Ms. Calmes asks can Mr. Ryan himself compromise in the interest of getting legislation signed into law? Many in both parties have come to doubt it after 17 years in which the 46-year-old congressman from Wisconsin has held increasingly influential positions in the House, with Republicans holding a majority for all but four of those years.

She goes on to say this is, after all, someone whose self-described “bold ideas” have never gained liftoff – he has rarely taken the really bold step of writing them into legislation with specifics. “He has actually proposed three, total, three bills that have become law in his entire career dating back to 1999,” said David Canon, chairman of the Political Science Department at the University of Wisconsin, Madison. One named for a post office, a second changed taxes on arrows used by deer hunters and a third, this year, established a $3 million presidential commission on “evidence-based policy making.”

“Paul Ryan is not a detail kind of legislator in terms of putting bills together to pass and he never has been,” Professor Canon said.

Ms. Calmes writes, “As he promised on becoming speaker in January, Mr. Ryan rolled out a series of aspirational ideas packaged with help from his Republican colleagues on poverty, healthcare, taxes, government regulation and national security – not to vote on, but to take to voters. He calls his agenda, ‘A Better Way.’”

What really is a “Better Way?” In the past, it’s only been a collection of old rigid conservative ideas posing as a new way forward.

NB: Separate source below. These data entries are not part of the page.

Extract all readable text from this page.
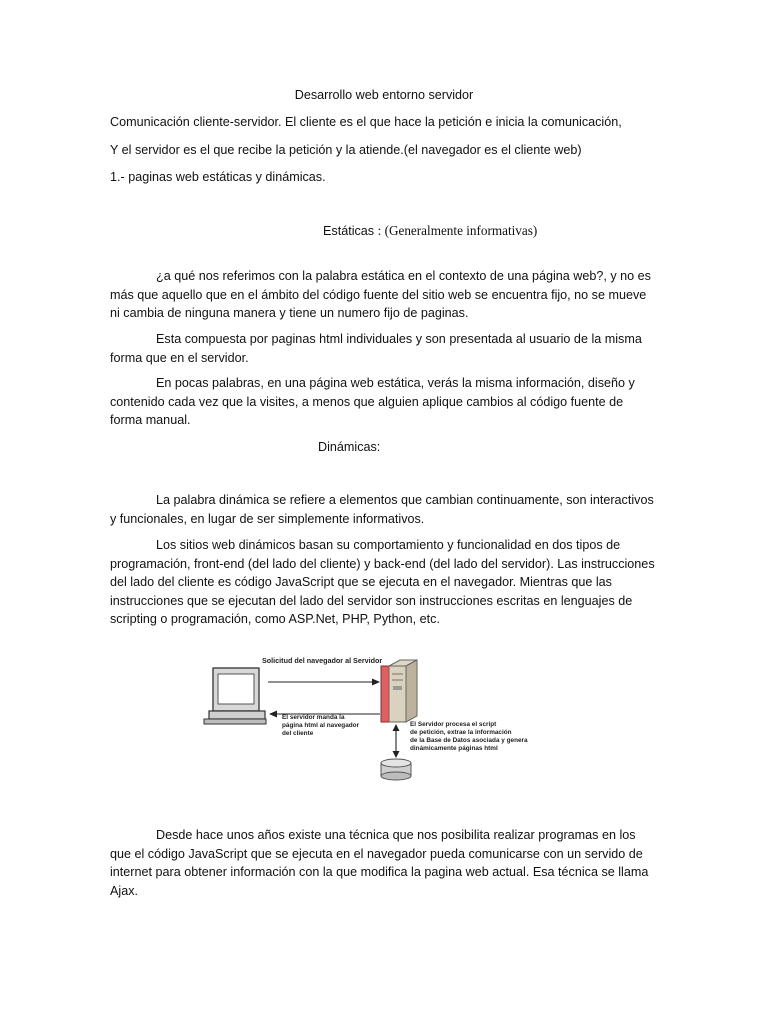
Desarrollo web entorno servidor

Comunicación cliente-servidor. El cliente es el que hace la petición e inicia la comunicación,

Y el servidor es el que recibe la petición y la atiende.(el navegador es el cliente web)

1.- paginas web estáticas y dinámicas.

Estáticas : (Generalmente informativas)

¿a qué nos referimos con la palabra estática en el contexto de una página web?, y no es más que aquello que en el ámbito del código fuente del sitio web se encuentra fijo, no se mueve ni cambia de ninguna manera y tiene un numero fijo de paginas.

Esta compuesta por paginas html individuales y son presentada al usuario de la misma forma que en el servidor.

En pocas palabras, en una página web estática, verás la misma información, diseño y contenido cada vez que la visites, a menos que alguien aplique cambios al código fuente de forma manual.

Dinámicas:

La palabra dinámica se refiere a elementos que cambian continuamente, son interactivos y funcionales, en lugar de ser simplemente informativos.

Los sitios web dinámicos basan su comportamiento y funcionalidad en dos tipos de programación, front-end (del lado del cliente) y back-end (del lado del servidor). Las instrucciones del lado del cliente es código JavaScript que se ejecuta en el navegador. Mientras que las instrucciones que se ejecutan del lado del servidor son instrucciones escritas en lenguajes de scripting o programación, como ASP.Net, PHP, Python, etc.

Solicitud del navegador al Servidor
El servidor manda la
página html al navegador
del cliente
El Servidor procesa el script
de petición, extrae la información
de la Base de Datos asociada y genera
dinámicamente páginas html

Desde hace unos años existe una técnica que nos posibilita realizar programas en los que el código JavaScript que se ejecuta en el navegador pueda comunicarse con un servido de internet para obtener información con la que modifica la pagina web actual. Esa técnica se llama Ajax.
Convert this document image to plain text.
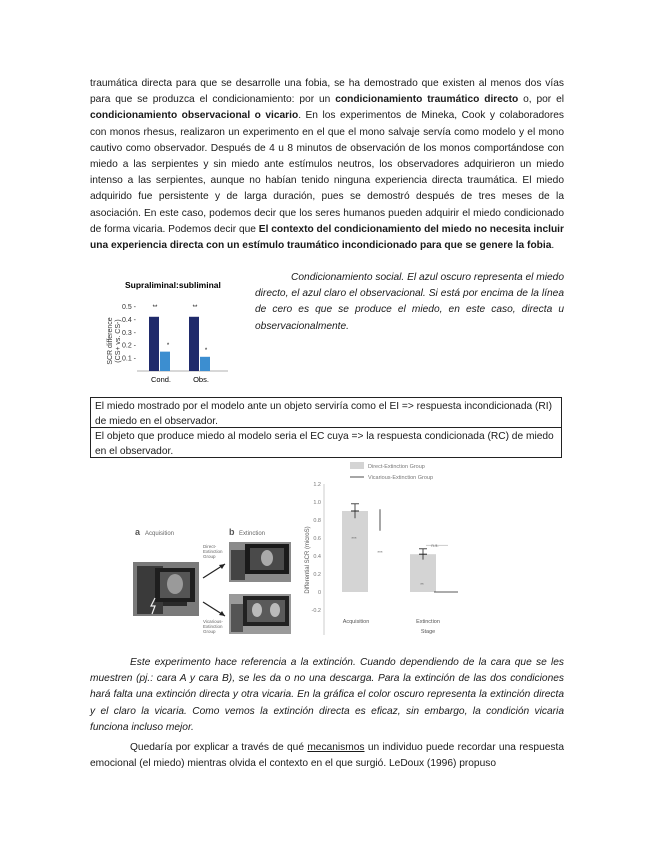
traumática directa para que se desarrolle una fobia, se ha demostrado que existen al menos dos vías para que se produzca el condicionamiento: por un condicionamiento traumático directo o, por el condicionamiento observacional o vicario. En los experimentos de Mineka, Cook y colaboradores con monos rhesus, realizaron un experimento en el que el mono salvaje servía como modelo y el mono cautivo como observador. Después de 4 u 8 minutos de observación de los monos comportándose con miedo a las serpientes y sin miedo ante estímulos neutros, los observadores adquirieron un miedo intenso a las serpientes, aunque no habían tenido ninguna experiencia directa traumática. El miedo adquirido fue persistente y de larga duración, pues se demostró después de tres meses de la asociación. En este caso, podemos decir que los seres humanos pueden adquirir el miedo condicionado de forma vicaria. Podemos decir que El contexto del condicionamiento del miedo no necesita incluir una experiencia directa con un estímulo traumático incondicionado para que se genere la fobia.

Supraliminal:subliminal
SCR difference (CS+ vs. CS-)
0.5 -
0.4 -
0.3 -
0.2 -
0.1 -
Cond.	Obs.
**	**
*
*

Condicionamiento social. El azul oscuro representa el miedo directo, el azul claro el observacional. Si está por encima de la línea de cero es que se produce el miedo, en este caso, directa u observacionalmente.

El miedo mostrado por el modelo ante un objeto serviría como el EI => respuesta incondicionada (RI) de miedo en el observador.
El objeto que produce miedo al modelo seria el EC cuya => la respuesta condicionada (RC) de miedo en el observador.
a Acquisition	b Extinction
Direct- Extinction Group
Vicarious- Extinction Group
Direct-Extinction Group
Vicarious-Extinction Group
Differential SCR (microS)
1.2
1.0
0.8
0.6
0.4
0.2
0
-0.2
Acquisition	Extinction
Stage
***
***
**
n.s.

Este experimento hace referencia a la extinción. Cuando dependiendo de la cara que se les muestren (pj.: cara A y cara B), se les da o no una descarga. Para la extinción de las dos condiciones hará falta una extinción directa y otra vicaria. En la gráfica el color oscuro representa la extinción directa y el claro la vicaria. Como vemos la extinción directa es eficaz, sin embargo, la condición vicaria funciona incluso mejor.

Quedaría por explicar a través de qué mecanismos un individuo puede recordar una respuesta emocional (el miedo) mientras olvida el contexto en el que surgió. LeDoux (1996) propuso
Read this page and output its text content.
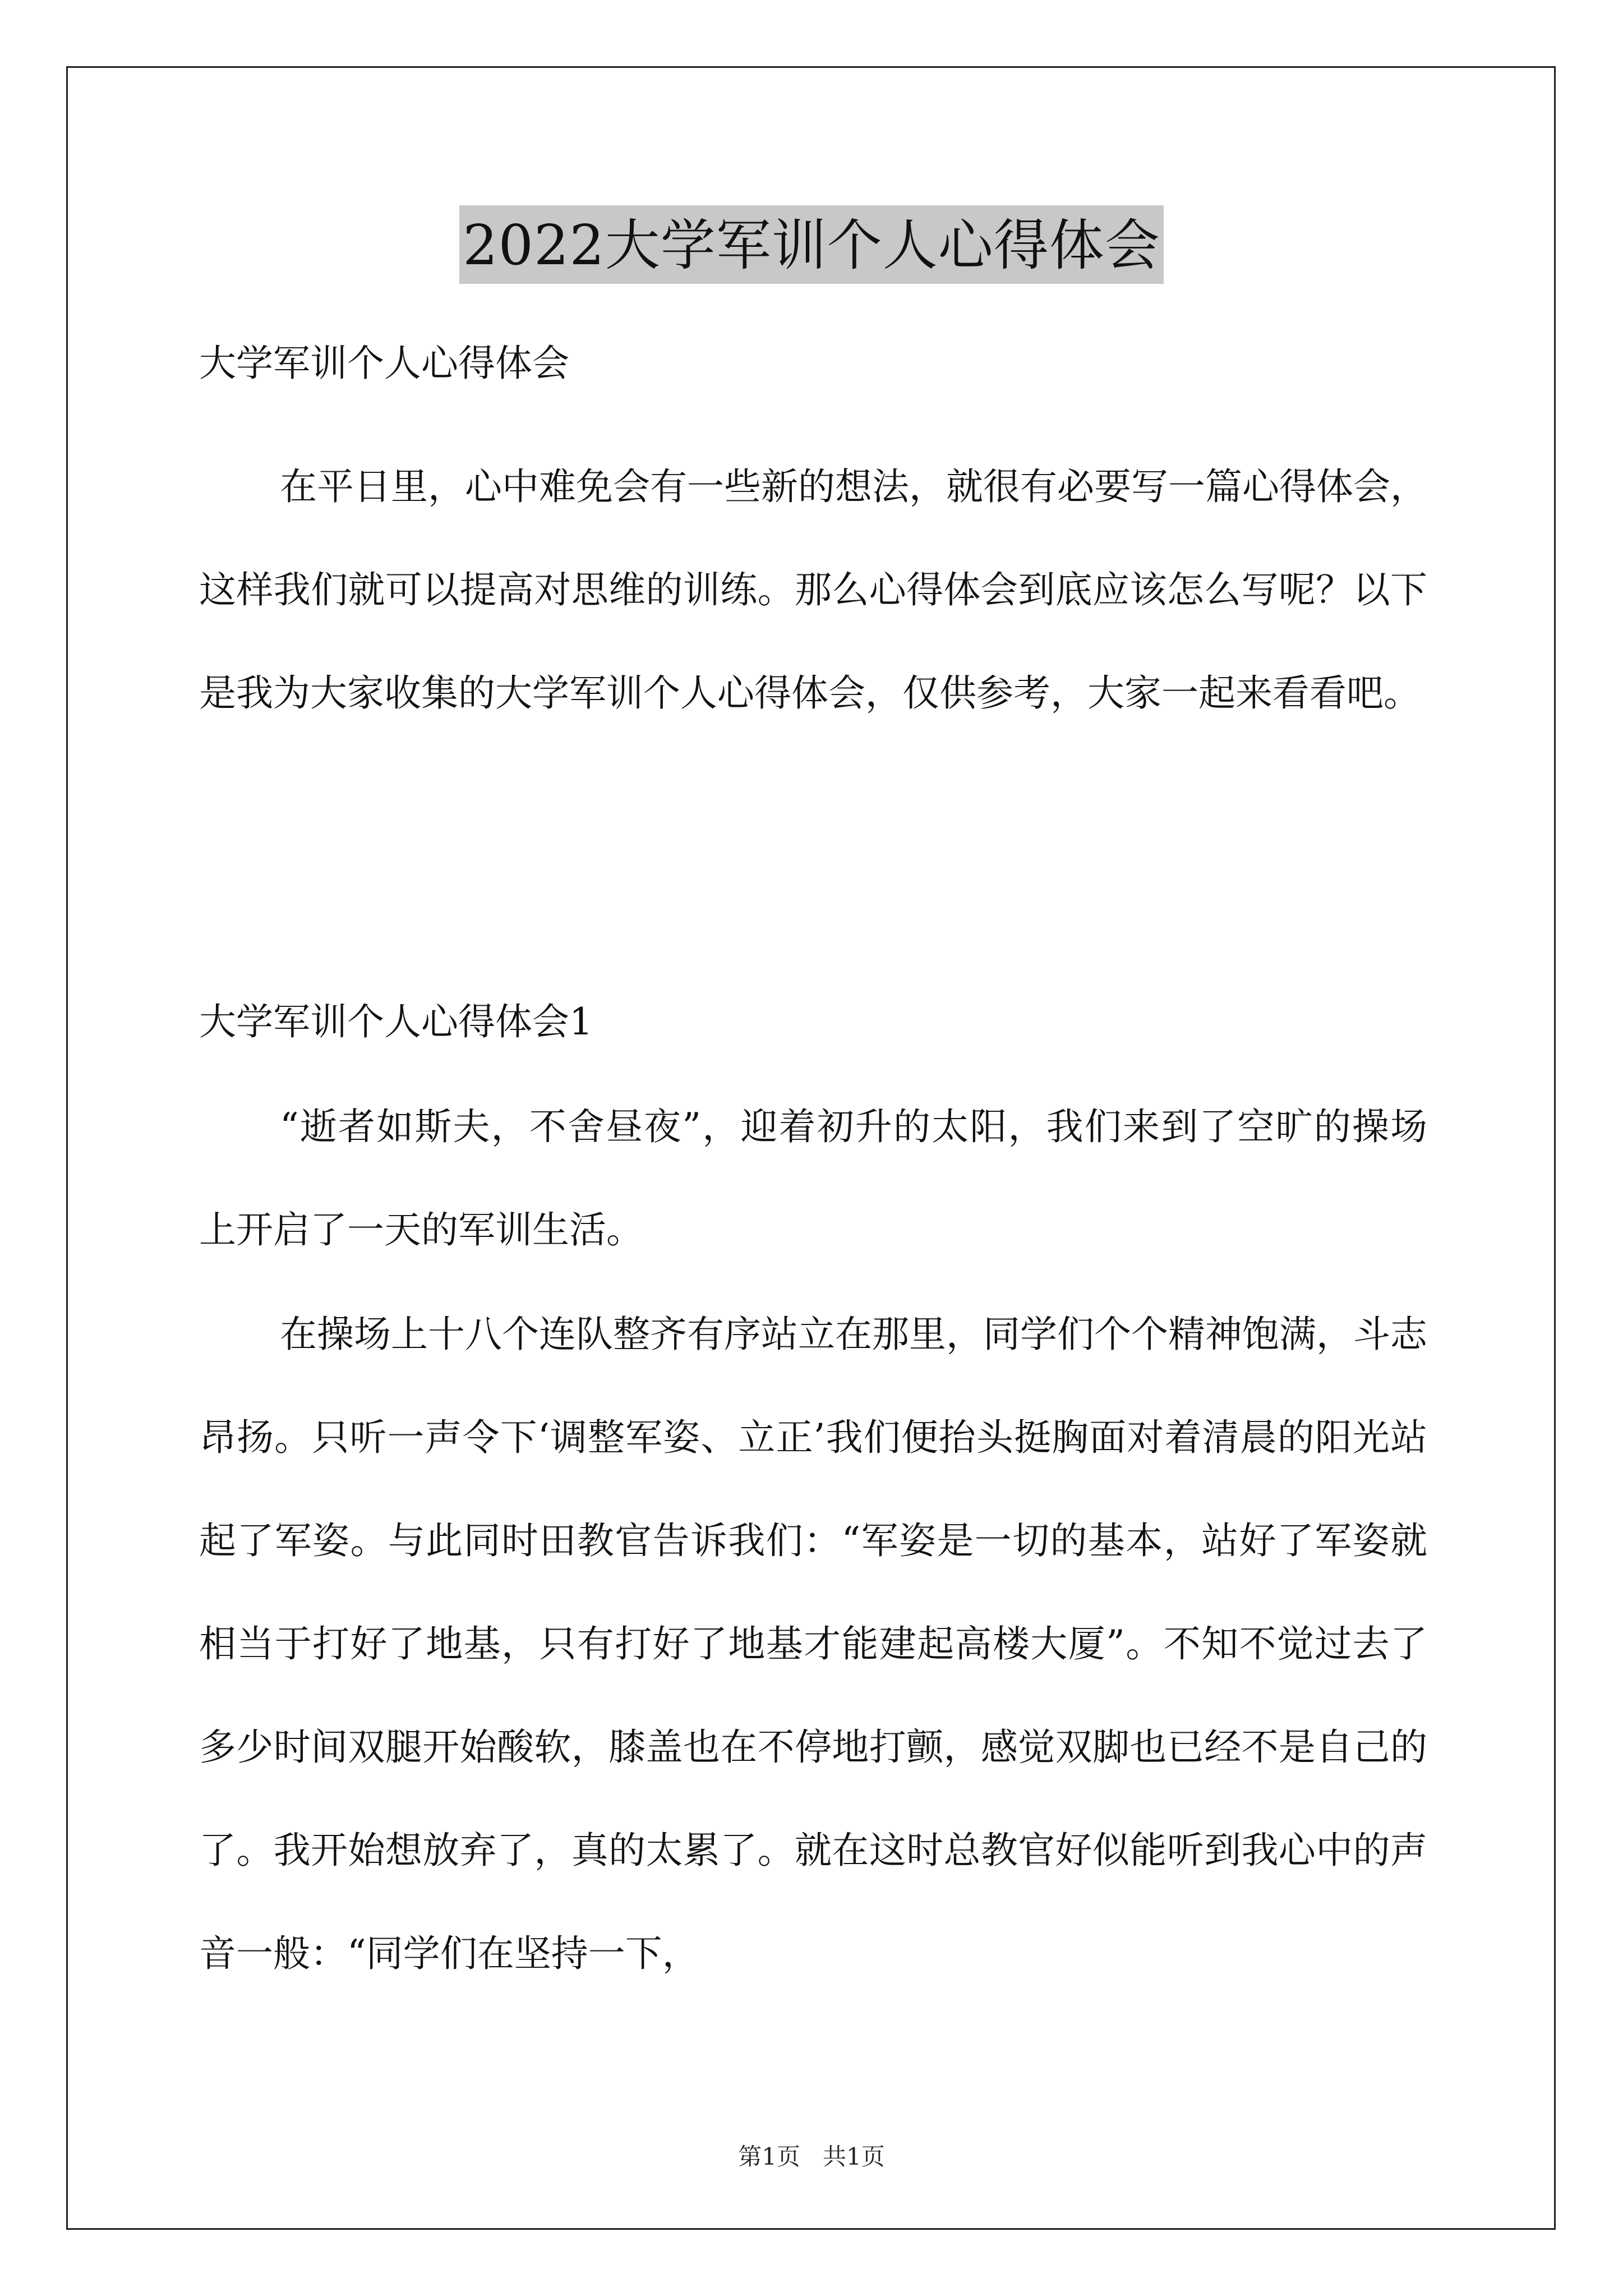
2022大学军训个人心得体会

大学军训个人心得体会

在平日里，心中难免会有一些新的想法，就很有必要写一篇心得体会，这样我们就可以提高对思维的训练。那么心得体会到底应该怎么写呢？以下是我为大家收集的大学军训个人心得体会，仅供参考，大家一起来看看吧。

大学军训个人心得体会1

“逝者如斯夫，不舍昼夜”，迎着初升的太阳，我们来到了空旷的操场上开启了一天的军训生活。

在操场上十八个连队整齐有序站立在那里，同学们个个精神饱满，斗志昂扬。只听一声令下‘调整军姿、立正’我们便抬头挺胸面对着清晨的阳光站起了军姿。与此同时田教官告诉我们：“军姿是一切的基本，站好了军姿就相当于打好了地基，只有打好了地基才能建起高楼大厦”。不知不觉过去了多少时间双腿开始酸软，膝盖也在不停地打颤，感觉双脚也已经不是自己的了。我开始想放弃了，真的太累了。就在这时总教官好似能听到我心中的声音一般：“同学们在坚持一下，

第1页 共1页
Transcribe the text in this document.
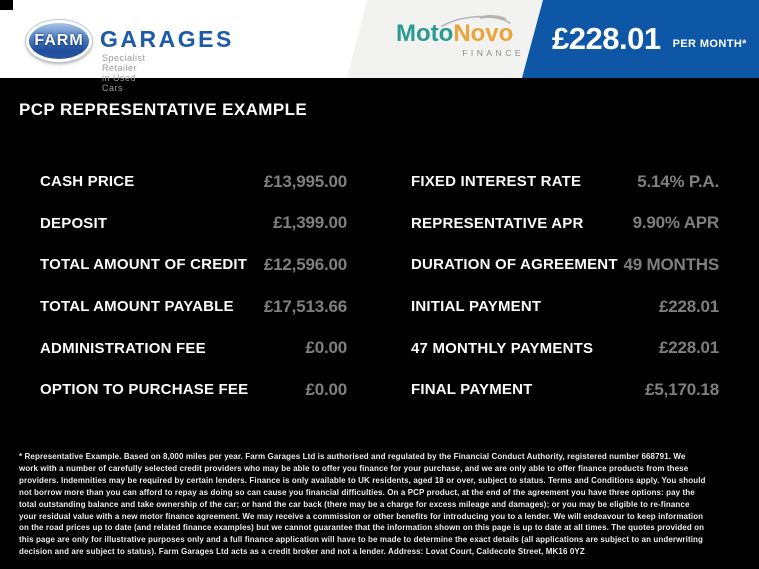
FARM GARAGES
Specialist Retailer in Used Cars
MotoNovo
FINANCE £228.01 PER MONTH*
PCP REPRESENTATIVE EXAMPLE
CASH PRICE	£13,995.00	FIXED INTEREST RATE	5.14% P.A.
DEPOSIT	£1,399.00	REPRESENTATIVE APR	9.90% APR
TOTAL AMOUNT OF CREDIT £12,596.00	DURATION OF AGREEMENT 49 MONTHS
TOTAL AMOUNT PAYABLE £17,513.66	INITIAL PAYMENT	£228.01
ADMINISTRATION FEE	£0.00	47 MONTHLY PAYMENTS	£228.01
OPTION TO PURCHASE FEE	£0.00	FINAL PAYMENT	£5,170.18
* Representative Example. Based on 8,000 miles per year. Farm Garages Ltd is authorised and regulated by the Financial Conduct Authority, registered number 668791. We work with a number of carefully selected credit providers who may be able to offer you finance for your purchase, and we are only able to offer finance products from these providers. Indemnities may be required by certain lenders. Finance is only available to UK residents, aged 18 or over, subject to status. Terms and Conditions apply. You should not borrow more than you can afford to repay as doing so can cause you financial difficulties. On a PCP product, at the end of the agreement you have three options: pay the total outstanding balance and take ownership of the car; or hand the car back (there may be a charge for excess mileage and damages); or you may be eligible to re-finance your residual value with a new motor finance agreement. We may receive a commission or other benefits for introducing you to a lender. We will endeavour to keep information on the road prices up to date (and related finance examples) but we cannot guarantee that the information shown on this page is up to date at all times. The quotes provided on this page are only for illustrative purposes only and a full finance application will have to be made to determine the exact details (all applications are subject to an underwriting decision and are subject to status). Farm Garages Ltd acts as a credit broker and not a lender. Address: Lovat Court, Caldecote Street, MK16 0YZ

This serves as the basis of the second Times’ article entitled, “How Trump can save the GOP?” The author Sam Tanenhaus says the conservatives should thank Donald Trump for exposing their problems, a fetish of ideological rectitude at the expense of meeting the needs of the voters.

It is Mr. Trump who is finally addressing the voters’ real economic concerns. Donald Trump did not luck into where he is today.

He obliterated 16 rivals and won 37 states, gaining more votes than any Republican presidential candidate.

No longer will slogans as “The Silent Majority,” “The Forgotten Man” or “The Moral Majority” be enough to win the day. People want solutions to the authentic distress still troubling millions who have been struggling in the Obama years.

Rather than proposing concrete programs to help the middle class, Mr. Tanenahaus writes, “And the poor, the elite, continue to insist that the gravest threat to our economic security comes from government itself.”

No, as Donald Trump says, free trade policies are “moving our jobs, our wealth and our factories to Mexico and overseas.” Unless the policies are reversed “the inner cities will remain poor, the factories will remain closed” and the special interests with all their cheap talk and no action will remain firmly in charge.